The Ghana Police Service has assured of taking measures to tackle the rising menace of electronic commerce (e-commerce) fraud and impersonation in the virtual space.
The Inspector General of Ghana Police Service, Dr. George Akuffo Dampare – who said criminals in e-commerce and impersonators on social media platforms will no longer have a field day – revealed that the Service is currently setting up special teams to deal with Internet fraud.
There are several levels to it; there is a policing component, there is also the individual persons’ security component, and also the community component. From the policing side, we have taken some pragmatic steps in recent times and started setting up a team to holistically look at some of these things.
“I would like to assure you that a lot will be done,” Dr. Dampare said.
The IGP said this when he appeared before the Public Accounts Committee (PAC) of parliament to answer questions in relation to the 2020 Auditor-General Report on the Interior Ministry, under which the Police Service falls.
His comments were in response to a question from a member of the PAC and MP for Buem Constituency, Kofi Adams.
The MP, expressing worry about rising numbers in Internet-related fraud – particularly people impersonating MPs on social media, said: “There is this continuous increase in scams of various forms, especially people impersonating MPs. These persons operate with mobile phone numbers that unsuspecting victims call on and make payments, and these criminals go and cash-out these monies. So, it is possible for them to be traced and arrested. We do not hear much of some of these things. What is the Police Service doing to help us deal with this canker?”
In his response, Dr. Dampare said: “For the first time in the history of this country, you are going to hear a whole bunch of things about people who have been duped across the Internet space and how we are dealing with them.
“There are couple of instances where people have been swindled through e-commerce market platforms; and as we speak, about 18 people have been identified – and out of the 18, seven have been arrested.
“What we have to do going forward,” he added, “is to pick on all the other cases we have and see what we can do to make sure that, at the end of the day, we send the strongest signal to these people.”
Although he acknowledged the recent SIM card registration will go a long way to help police administration deal with the situation, he added that the country’s inadequate addressing system poses a challenge with regard to how quickly police can swoop on suspects.
“The challenge used to be the case when we had an environment where people could just walk into any service provider and get a number registered. Fortunately with the registration exercise, for all numbers which are unregistered there is difficulty for those people to continue.
“This has helped us in terms of defining the space and how easily you can access these people and have them arrested; but the tail-end of it is also our addressing systems and how to even locate the house of a person you been been able to identify. For instance, in other jurisdictions you always know where somebody lives; and instantly all you have to do is just know the address, know the contact number and walk to the house and pick up the person.

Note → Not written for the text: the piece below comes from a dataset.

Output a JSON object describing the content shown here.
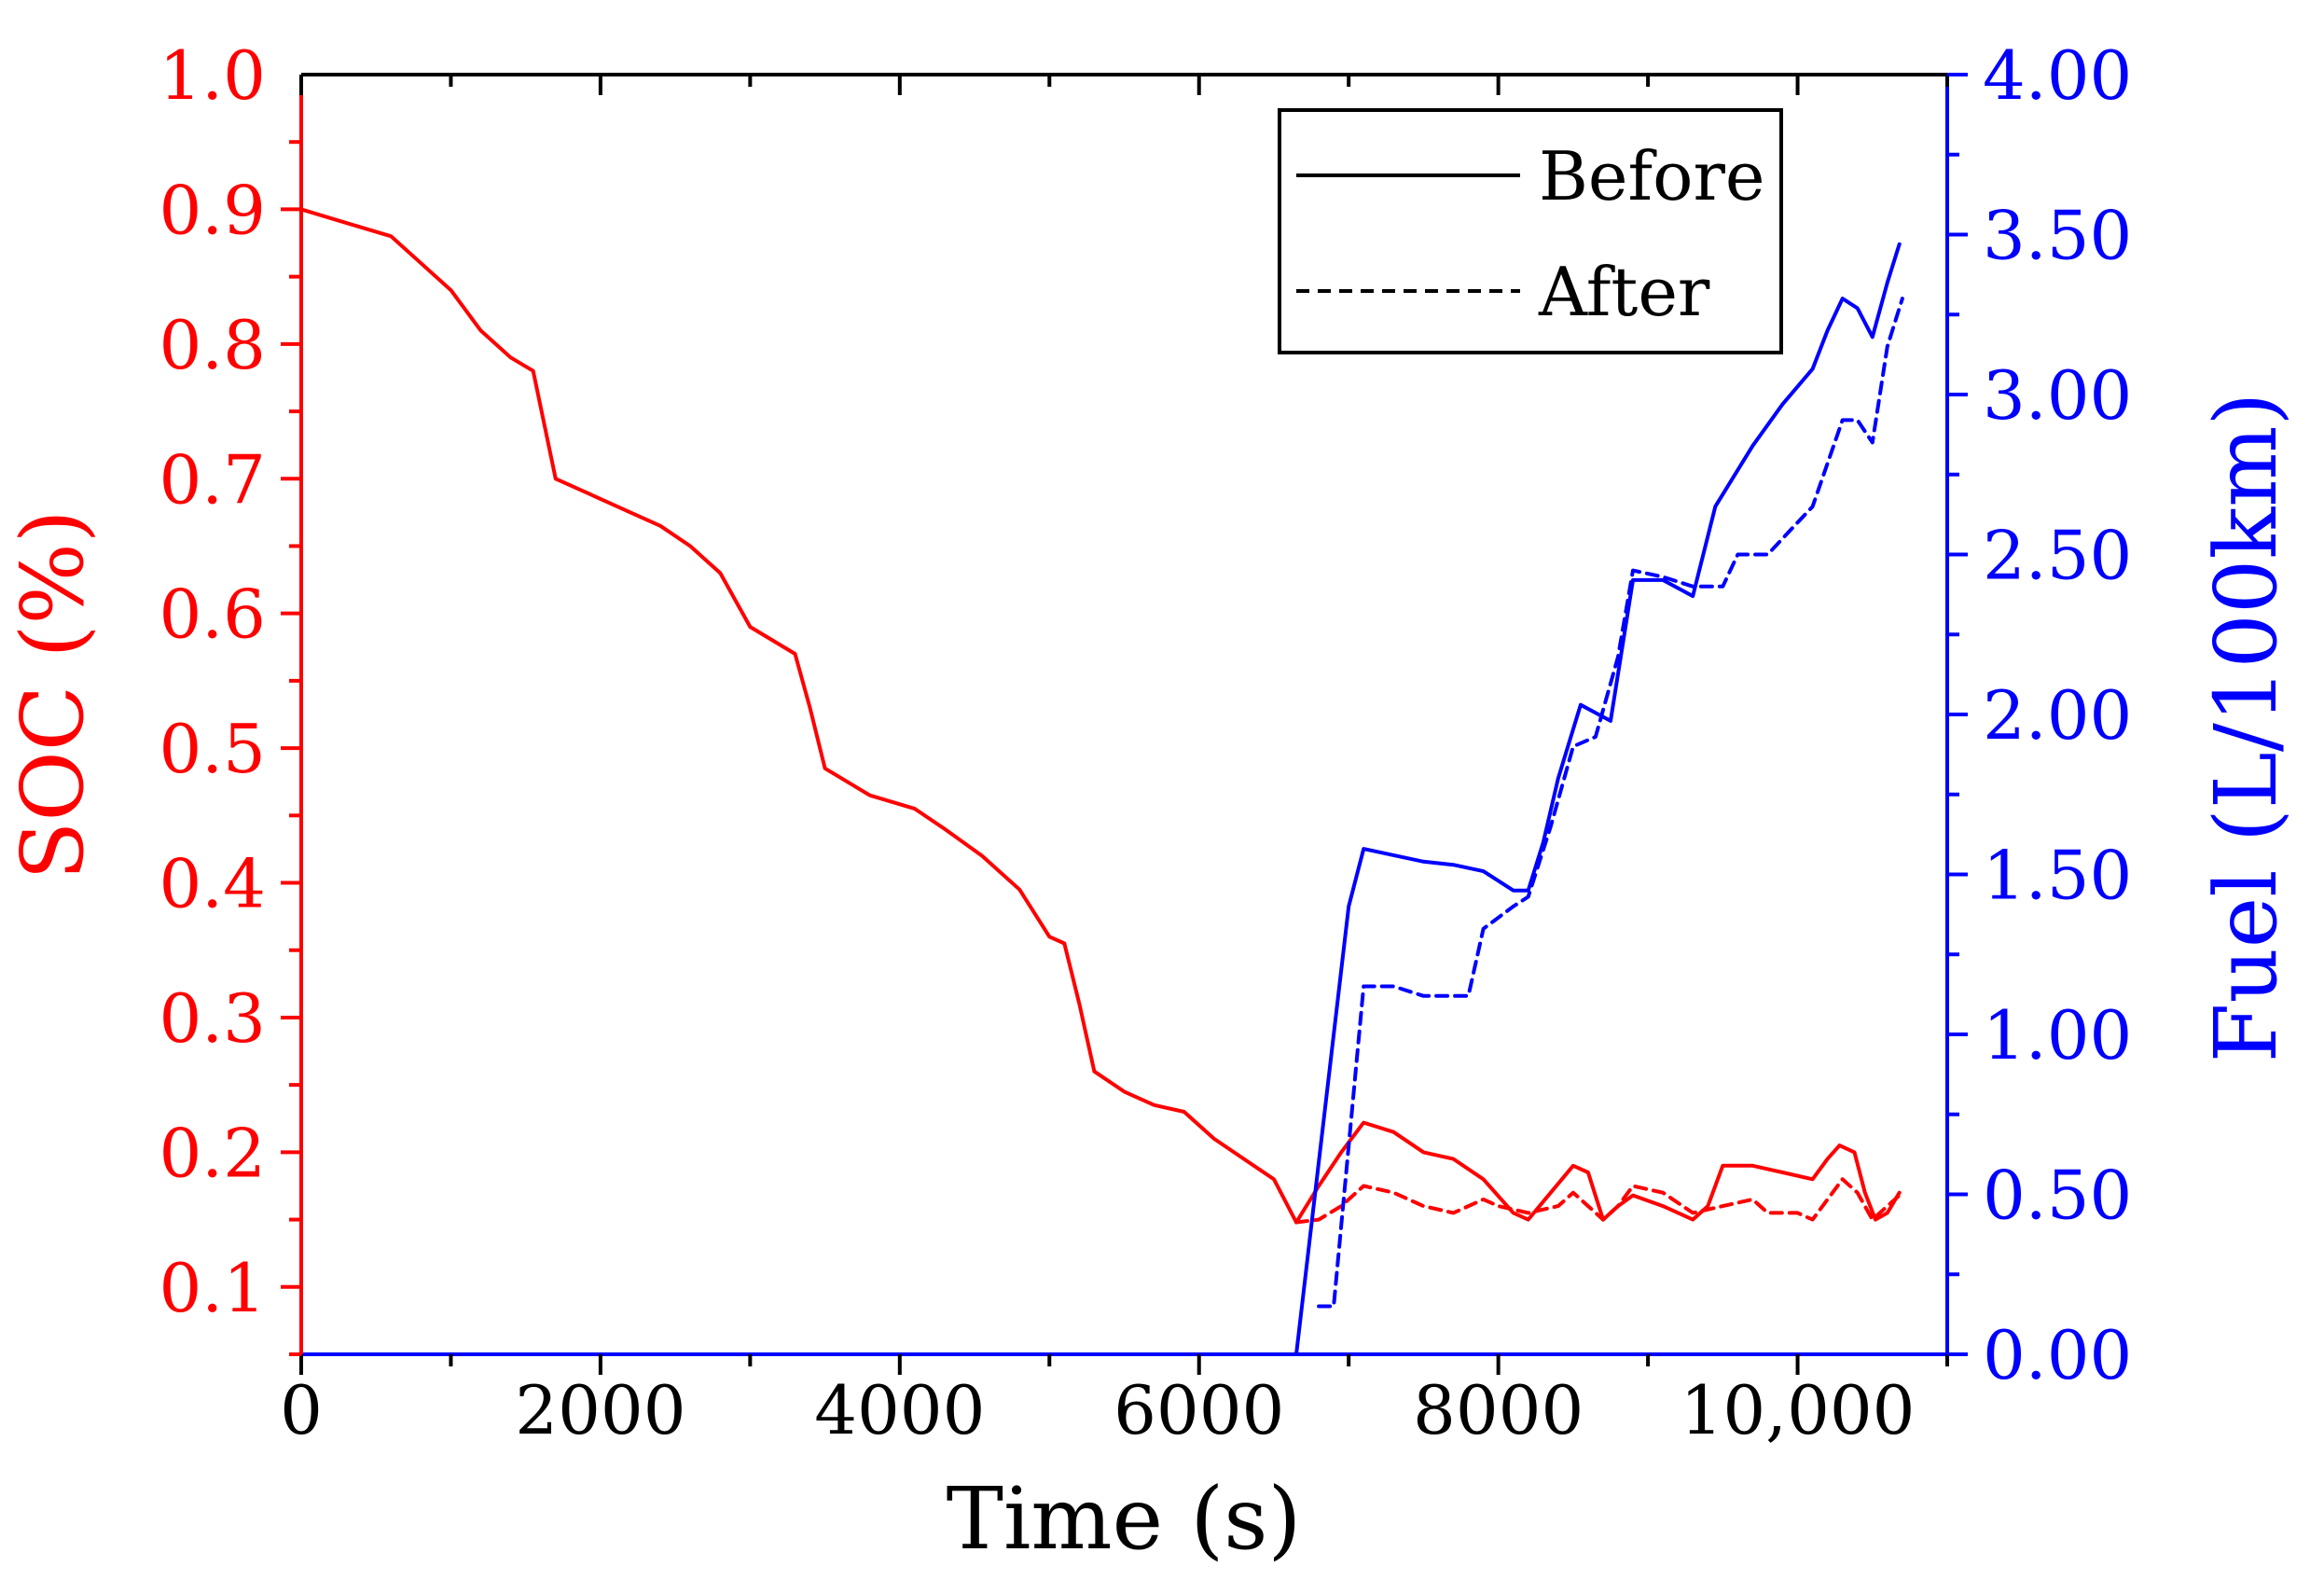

And if we have that environment, we can assure that we the police – and by extension other security agencies -will make this country zero-crime rated,” he further explained.
The IGP went on by cautioning the general public to be more security-conscious in their dealings. He also urged communities to cooperate with the police to fight these social vices. “The final bit is to do with our personal security – our own individual security and the security that comes from the way we handle our personal selves, the way we communicate even on the phone.”